We use technical and organizational measures intended to protect personal information appropriate to its sensitivity, including access controls and least-privilege principles. No method of transmission or storage is completely secure, and we cannot guarantee absolute security.

07Data retention

We retain personal information for as long as necessary to fulfill the purposes described in this policy: for example, to maintain our relationship with you, to operate and secure the Site, and to comply with our legal obligations. After that, we delete or de-identify it. Retention of customer data handled by the service is governed by the applicable customer agreement.

08Your choices & rights

You may contact us at hello@custosa.com to ask about the personal information we hold about you, to request access, correction, or deletion, or to opt out of non-essential communications. We will respond consistent with applicable law. Depending on where you live, you may have additional rights:

EEA / UK

If you are in the European Economic Area or the United Kingdom, you may have rights to access, rectify, erase, restrict, or object to processing, and to data portability. Our legal bases for processing are typically our legitimate interests (operating and securing the Site and our business, and communicating with business contacts), your consent (where we ask for it), the performance of a contract, and compliance with legal obligations. You may lodge a complaint with your local data protection authority.

California

If you are a California resident, you may have rights under the CCPA/CPRA to know, access, correct, and delete personal information, and to limit certain uses. We do not sell or share personal information as those terms are defined under California law, and we will not discriminate against you for exercising your rights.

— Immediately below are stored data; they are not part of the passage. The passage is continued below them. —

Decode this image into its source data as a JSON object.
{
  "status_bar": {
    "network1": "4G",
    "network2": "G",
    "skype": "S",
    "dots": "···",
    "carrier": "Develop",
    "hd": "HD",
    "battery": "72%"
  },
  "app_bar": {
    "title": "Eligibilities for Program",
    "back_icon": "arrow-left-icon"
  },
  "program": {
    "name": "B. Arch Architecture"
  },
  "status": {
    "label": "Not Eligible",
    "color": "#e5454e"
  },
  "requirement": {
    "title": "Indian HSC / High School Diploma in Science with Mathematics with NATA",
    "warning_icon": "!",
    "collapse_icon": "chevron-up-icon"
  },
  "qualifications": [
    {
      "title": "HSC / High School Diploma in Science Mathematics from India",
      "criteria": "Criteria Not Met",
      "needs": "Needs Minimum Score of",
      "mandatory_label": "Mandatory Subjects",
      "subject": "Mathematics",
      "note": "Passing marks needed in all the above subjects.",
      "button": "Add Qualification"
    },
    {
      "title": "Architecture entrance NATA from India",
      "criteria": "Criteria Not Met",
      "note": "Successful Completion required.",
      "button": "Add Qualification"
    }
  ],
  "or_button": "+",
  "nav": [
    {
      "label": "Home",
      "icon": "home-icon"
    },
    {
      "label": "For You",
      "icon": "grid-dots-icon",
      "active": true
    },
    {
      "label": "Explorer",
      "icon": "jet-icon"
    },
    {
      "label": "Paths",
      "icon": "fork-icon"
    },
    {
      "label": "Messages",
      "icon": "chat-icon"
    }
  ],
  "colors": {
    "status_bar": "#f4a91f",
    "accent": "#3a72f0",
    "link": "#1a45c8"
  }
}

To exercise any right, email hello@custosa.com; we may need to verify your identity before responding.

09International transfers

We are based in the United States and may process and store information in the United States and other countries. Where we transfer personal information from the EEA, the UK, or other regions, we rely on appropriate safeguards (such as Standard Contractual Clauses) where required.

10Children's privacy

The Site and the Custosa service are intended for businesses and are not directed to children. We do not knowingly collect personal information from children under 16. If you believe a child has provided us personal information, contact us and we will delete it.

11Changes to this policy

We may update this policy from time to time. When we do, we will revise the "Last updated" date above, and material changes will be reflected on this page. Your continued use of the Site after an update means you accept the revised policy.

12Contact

Questions or requests: hello@custosa.com.
Custosa Inc., 131 Continental Drive, Suite 305, Newark, Delaware 19713, USA.